Our Country Has To Heal Now After the Events of Last Week

But we live in an area that just has a cutting edge between mere blocks. Walk down the street around the corner...
Yoga places that offer aromatherapy and every other new agey service available, they can adjust your chakra's too...
Next block and we get into wings and braiding places...oh and liquor, lottery and smokes.
Next block and most of the store fronts are empty or chained.
Next block grown over lots and stores that have been for sale for a decade.
Next block and you can smell Whole Foods...do you think for a minute those folks would be comfortable walking there?

Your post reminded me of this speaker I heard on a radio show some time ago.

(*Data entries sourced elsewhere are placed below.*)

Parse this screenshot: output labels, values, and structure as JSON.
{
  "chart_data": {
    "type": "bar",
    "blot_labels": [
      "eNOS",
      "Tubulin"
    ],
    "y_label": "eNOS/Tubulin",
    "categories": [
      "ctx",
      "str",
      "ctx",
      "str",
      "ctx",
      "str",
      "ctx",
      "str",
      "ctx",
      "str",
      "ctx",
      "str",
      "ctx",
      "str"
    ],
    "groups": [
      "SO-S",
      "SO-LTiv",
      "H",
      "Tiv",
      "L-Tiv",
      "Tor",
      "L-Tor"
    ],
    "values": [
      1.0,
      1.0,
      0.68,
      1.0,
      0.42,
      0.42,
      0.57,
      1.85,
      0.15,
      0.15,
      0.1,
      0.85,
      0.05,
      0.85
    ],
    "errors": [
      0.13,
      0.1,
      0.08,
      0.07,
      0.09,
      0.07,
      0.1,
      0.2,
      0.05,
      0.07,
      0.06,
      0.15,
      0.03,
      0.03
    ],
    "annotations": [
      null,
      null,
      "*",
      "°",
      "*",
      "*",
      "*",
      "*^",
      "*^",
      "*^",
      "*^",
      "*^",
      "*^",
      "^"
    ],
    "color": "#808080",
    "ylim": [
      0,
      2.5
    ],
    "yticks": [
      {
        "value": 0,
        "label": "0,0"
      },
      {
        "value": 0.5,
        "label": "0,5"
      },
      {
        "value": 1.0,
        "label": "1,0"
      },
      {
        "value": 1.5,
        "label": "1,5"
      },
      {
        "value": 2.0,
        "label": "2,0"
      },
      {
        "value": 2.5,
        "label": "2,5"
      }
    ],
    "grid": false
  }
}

He spoke of how on one side of the highway there were people in poverty, while on the other side there was affluent, and how those people rarely interacted with each other.

In the first half, Harvard professor of public policy and author Robert D. Putnam discussed his groundbreaking examination of why fewer Americans today have the opportunity for upward mobility.

Americans have always believed in the equality of opportunity, but now, he argues, the central tenet of the American dream seems no longer true or at the least, much less true than it was.

Among his surprising findings were that smart poor kids (lower third of parental income, top third in test scores) have less chance of graduating from college than not-so-smart rich kids (upper third of parental income, bottom third in test scores).

Resources and support are increasingly available only to richer kids, as middle and upper class families deploy "air bags" to cushion their children from stressful or traumatic experiences or from mistakes they have made, while poorer families typically don't have these options, he explained.

We have mostly become a two-tier society, in which poorer kids simply don't have the same chances to excel, he said, and "that poses some serious risks to the whole country," in terms of possible civil unrest, as well as a future economic drain.

Putnam suggested more use of apprenticeships attached to community colleges as a stepping stone to good jobs, and holding politicians accountable for correcting the imbalance, and bringing back the American dream
.


I haven't watched this whole video, but saw a shorter one that I can't find now that was very good, and he was an interesting guest on the Coast radio show.